One of the most interesting moments in the current earnings season is the active reserving of funds by banks to cover possible losses from loan defaults. We are talking about tens of billions of dollars on a banking system-wide scale. What does this mean? In means that the fall in US GDP in the second quarter is far from the last bad news for the economy. The consequences of the pandemic are stretched out over time and banks are waiting for massive loan defaults to begin. In fact, the ongoing bankruptcy of large companies and entire networks in the United States speaks in favor of this.
Bank losses, in turn, mean more expensive loans with more stringent conditions for obtaining them.

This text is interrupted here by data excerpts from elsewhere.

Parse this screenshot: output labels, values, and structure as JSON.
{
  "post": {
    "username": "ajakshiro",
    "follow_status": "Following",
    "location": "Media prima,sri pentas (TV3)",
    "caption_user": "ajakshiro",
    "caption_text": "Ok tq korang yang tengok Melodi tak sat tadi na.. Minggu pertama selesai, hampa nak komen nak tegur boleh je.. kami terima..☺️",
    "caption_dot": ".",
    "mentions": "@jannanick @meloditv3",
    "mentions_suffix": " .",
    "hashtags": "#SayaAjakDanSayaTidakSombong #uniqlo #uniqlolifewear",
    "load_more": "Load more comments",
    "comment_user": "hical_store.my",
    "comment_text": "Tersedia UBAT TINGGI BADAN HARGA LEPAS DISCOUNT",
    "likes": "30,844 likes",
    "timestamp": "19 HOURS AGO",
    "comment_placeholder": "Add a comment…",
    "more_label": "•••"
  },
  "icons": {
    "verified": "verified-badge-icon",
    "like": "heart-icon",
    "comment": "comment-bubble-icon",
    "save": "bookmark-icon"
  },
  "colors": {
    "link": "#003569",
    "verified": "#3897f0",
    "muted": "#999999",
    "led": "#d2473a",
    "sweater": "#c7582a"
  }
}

This is exactly what the business exsanguinated by the pandemic lacks to make a decision to end the struggle.
In this light, we cannot fail to note the growing gap between the US stock market, especially its technological sector, from reality: Nasdaq Index yesterday showed new all-time highs. But not even a week has passed since the data on US GDP were published. This was partly due to the news of Microsoft's desire to buy TikTok's operations in the U.S., Australia, Canada, and New Zealand. This potentially means the emergence of a serious competitor for other social networks like Snapchat and even Facebook.
Meanwhile, the dollar is recovering somewhat in the foreign exchange market. It is clearly too early to bet on its growth. But the very fact that the rampant decline has stopped suggests at least that the situation has stabilized somewhat. Perhaps this is an attempt by the markets to discount for a future stimulus package for the US, which Democrats and Republicans have not yet been able to agree on.